Nine Inch Nails : Live: And All That Could Have Been

Writer finds 'sexy' way in to NIN review ...

Nine Inch Nails : Live: And All That Could Have Been

5 / 10 Look out, kids. Trent Reznor's back in town, and he


wants to fuck you like an animal. Or so he claims on


the vintage speedpunk electroid snarl-up of 'Closer',


a stand-out track on this, the first ever Nine Inch


Nails live album, recorded on NIN's Fragility tour two


years ago. But in general, judging by the cacaphonous


sado-goth trouser-bulgers which bulk out this 16-track


marathon, the Viagra seems to be wearing off.

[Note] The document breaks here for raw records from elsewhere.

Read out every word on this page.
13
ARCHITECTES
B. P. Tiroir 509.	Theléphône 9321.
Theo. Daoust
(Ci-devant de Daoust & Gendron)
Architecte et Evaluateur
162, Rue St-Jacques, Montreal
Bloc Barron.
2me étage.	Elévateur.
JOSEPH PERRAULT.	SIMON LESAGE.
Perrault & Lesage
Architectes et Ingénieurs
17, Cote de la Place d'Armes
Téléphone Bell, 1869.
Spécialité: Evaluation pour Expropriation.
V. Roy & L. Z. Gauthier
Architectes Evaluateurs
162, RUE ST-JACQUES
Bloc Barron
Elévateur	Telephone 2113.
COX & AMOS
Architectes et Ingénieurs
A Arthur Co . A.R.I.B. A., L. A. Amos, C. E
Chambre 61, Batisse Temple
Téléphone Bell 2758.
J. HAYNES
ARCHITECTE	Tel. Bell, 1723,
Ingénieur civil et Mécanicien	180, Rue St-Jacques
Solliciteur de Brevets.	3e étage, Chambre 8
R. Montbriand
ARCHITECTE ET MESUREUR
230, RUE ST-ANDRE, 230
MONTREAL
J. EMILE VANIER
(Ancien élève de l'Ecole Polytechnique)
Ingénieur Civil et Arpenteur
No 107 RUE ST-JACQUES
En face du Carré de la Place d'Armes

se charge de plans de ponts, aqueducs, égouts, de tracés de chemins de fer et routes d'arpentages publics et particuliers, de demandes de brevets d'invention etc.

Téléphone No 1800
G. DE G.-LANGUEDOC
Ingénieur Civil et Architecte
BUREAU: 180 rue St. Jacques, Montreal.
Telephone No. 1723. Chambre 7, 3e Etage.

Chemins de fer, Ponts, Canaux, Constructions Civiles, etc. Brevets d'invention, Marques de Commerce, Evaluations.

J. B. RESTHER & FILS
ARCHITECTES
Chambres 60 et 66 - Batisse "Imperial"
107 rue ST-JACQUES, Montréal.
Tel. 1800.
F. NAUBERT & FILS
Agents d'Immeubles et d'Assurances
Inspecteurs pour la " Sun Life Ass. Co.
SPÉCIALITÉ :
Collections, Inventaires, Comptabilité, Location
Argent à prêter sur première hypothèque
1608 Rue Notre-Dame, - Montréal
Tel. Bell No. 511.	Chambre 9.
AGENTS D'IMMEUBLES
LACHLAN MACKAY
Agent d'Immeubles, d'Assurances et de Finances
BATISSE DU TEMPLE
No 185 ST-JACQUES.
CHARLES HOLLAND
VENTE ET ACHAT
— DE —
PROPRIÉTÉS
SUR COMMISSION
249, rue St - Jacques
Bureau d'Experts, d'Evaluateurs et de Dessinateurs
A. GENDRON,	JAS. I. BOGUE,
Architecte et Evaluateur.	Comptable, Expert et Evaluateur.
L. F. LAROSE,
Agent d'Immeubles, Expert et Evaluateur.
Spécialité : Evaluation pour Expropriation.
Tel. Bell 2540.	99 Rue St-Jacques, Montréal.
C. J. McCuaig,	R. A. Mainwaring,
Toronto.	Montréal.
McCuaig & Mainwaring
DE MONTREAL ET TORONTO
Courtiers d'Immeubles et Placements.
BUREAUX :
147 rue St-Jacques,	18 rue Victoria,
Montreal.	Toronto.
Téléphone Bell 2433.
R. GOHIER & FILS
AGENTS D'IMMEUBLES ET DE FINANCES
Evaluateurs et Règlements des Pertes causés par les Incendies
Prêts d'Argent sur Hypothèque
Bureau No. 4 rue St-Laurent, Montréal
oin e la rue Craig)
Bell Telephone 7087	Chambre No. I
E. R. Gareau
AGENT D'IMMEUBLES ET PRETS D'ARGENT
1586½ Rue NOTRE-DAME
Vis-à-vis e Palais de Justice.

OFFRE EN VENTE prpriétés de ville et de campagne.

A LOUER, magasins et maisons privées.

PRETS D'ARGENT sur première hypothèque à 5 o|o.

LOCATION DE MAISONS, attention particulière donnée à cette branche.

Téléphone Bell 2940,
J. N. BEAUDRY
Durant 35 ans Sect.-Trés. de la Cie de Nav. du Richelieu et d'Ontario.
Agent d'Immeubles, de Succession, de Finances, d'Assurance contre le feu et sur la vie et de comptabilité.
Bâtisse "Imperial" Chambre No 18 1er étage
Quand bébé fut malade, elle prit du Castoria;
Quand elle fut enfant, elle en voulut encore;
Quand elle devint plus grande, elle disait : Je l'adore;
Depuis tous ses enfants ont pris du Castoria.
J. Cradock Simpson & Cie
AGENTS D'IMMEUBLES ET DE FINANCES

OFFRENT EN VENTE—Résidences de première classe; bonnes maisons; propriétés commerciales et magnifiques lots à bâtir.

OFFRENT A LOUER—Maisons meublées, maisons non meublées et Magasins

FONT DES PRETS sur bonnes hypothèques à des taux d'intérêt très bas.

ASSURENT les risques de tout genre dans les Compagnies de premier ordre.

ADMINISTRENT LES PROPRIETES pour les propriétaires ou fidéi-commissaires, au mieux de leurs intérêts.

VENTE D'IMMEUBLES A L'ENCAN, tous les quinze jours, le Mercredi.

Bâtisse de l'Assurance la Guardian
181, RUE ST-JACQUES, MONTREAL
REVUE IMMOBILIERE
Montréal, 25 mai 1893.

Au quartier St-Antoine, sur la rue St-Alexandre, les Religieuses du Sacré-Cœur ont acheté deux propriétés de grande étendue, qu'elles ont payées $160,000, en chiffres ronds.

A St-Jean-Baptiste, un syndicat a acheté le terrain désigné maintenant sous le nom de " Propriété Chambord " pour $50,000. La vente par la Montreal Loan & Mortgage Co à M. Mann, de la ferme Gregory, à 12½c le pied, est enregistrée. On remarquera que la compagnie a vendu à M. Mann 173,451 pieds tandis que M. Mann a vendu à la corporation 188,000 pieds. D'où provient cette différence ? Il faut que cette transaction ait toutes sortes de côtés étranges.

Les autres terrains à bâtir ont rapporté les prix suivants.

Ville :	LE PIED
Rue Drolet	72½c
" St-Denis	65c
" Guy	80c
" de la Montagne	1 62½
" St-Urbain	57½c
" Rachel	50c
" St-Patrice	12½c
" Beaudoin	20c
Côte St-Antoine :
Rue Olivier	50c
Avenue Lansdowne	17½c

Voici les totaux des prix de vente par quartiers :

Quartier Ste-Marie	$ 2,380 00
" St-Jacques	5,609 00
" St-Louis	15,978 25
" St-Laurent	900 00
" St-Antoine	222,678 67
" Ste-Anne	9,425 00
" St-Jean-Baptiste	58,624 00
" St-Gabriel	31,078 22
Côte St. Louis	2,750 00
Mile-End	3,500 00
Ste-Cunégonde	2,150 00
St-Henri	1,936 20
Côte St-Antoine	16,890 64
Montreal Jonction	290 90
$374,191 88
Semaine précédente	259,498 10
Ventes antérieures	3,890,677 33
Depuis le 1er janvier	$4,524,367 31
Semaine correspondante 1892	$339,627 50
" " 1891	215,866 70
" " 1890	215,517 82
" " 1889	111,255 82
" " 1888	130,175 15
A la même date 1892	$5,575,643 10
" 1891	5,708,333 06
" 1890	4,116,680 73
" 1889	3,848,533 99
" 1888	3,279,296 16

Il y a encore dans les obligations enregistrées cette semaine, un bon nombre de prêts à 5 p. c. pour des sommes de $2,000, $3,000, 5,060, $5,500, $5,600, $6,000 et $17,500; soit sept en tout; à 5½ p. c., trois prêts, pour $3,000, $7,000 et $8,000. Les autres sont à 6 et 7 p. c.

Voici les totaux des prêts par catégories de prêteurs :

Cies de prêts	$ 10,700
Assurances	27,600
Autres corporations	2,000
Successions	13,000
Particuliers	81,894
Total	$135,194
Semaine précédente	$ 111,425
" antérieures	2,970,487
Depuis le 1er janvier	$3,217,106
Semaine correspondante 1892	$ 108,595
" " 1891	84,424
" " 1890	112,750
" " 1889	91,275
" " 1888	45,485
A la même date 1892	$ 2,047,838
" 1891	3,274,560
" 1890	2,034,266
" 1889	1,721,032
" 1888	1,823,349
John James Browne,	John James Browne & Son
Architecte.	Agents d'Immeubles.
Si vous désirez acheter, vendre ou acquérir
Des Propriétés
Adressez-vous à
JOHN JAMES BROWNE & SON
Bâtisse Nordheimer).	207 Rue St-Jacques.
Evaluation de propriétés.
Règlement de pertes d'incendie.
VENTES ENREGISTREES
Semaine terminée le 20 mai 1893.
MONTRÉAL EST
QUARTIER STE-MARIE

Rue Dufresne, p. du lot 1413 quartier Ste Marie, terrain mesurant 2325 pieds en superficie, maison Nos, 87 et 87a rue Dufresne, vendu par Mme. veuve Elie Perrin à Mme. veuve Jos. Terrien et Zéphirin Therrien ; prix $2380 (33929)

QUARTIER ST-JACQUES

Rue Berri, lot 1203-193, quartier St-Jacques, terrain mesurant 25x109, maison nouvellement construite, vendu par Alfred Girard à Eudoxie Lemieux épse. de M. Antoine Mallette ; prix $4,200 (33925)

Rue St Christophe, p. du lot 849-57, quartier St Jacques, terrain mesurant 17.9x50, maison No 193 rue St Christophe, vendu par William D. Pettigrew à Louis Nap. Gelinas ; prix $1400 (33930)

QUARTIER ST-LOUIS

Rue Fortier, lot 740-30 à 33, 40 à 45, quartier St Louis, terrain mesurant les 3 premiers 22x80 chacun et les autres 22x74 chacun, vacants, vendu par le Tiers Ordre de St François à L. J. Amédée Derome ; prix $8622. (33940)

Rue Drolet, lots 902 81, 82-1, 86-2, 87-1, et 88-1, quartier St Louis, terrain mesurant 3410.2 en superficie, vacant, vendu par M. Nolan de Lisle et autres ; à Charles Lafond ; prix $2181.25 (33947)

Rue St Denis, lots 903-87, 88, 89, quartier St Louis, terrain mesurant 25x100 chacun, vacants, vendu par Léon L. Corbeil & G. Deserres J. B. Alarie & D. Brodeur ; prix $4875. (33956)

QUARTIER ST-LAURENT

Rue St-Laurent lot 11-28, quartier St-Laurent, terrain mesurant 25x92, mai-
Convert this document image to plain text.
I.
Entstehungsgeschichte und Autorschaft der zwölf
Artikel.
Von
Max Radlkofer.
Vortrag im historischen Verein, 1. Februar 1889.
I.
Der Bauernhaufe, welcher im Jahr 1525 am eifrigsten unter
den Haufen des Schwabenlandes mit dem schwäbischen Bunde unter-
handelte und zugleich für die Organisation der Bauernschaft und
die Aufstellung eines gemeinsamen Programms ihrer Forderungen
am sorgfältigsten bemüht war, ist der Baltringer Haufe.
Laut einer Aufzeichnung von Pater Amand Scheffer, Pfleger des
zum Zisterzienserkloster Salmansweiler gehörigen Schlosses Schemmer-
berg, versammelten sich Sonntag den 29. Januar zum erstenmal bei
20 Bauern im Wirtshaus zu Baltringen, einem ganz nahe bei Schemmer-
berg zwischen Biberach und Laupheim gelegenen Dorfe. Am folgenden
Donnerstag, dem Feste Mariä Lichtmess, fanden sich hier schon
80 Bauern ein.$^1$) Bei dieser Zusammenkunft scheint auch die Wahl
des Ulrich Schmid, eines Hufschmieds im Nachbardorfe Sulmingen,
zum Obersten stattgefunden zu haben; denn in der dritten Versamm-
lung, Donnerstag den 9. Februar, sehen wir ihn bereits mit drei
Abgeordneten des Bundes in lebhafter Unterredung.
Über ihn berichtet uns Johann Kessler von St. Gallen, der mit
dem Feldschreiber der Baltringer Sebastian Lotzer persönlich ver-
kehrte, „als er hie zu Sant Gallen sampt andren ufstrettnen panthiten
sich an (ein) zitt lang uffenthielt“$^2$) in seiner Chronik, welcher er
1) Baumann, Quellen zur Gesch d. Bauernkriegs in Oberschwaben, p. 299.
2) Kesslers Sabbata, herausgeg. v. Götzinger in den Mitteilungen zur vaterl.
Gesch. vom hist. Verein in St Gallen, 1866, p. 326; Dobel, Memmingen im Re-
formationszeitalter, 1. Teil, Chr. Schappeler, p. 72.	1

Blam, straight in, no foreplay - Trent just hammers


away through the cybermetal grind of 'Terrible Lie' to


the buzzsaw schadenfreude of 'Wretched' and the


punkabilly grunterama of 'Wish'. It's efficent,


occasionally stirring stuff, but gratingly


single-minded. Reznor's self-serious rumblings make


such an easy target, although in fairness he is no


more po-faced than Thom Yorke, no more of a negative


creep than Kurt Cobain, no more of an emotional fraud


than Richard Ashcroft. But crucially, he lacks the


gift for infectious melody, sly humour or populist


charisma that all of the above can muster when the job


requires it.








From the Euro-synth gloomwash of 'The Great Below' to


the slamdanciug self-abasement racket 'Suck', Rezza's


musical rainbow stetches from off-black murk to


none-more-black black holes of very black blackness.


And thus all this collection essentially proves is


that Trent's been writing the same tune, venting the


same cathartic despair, and worrying the same bone for


10 years now. He may vary the tempo a little, but it's


still always the missionary position.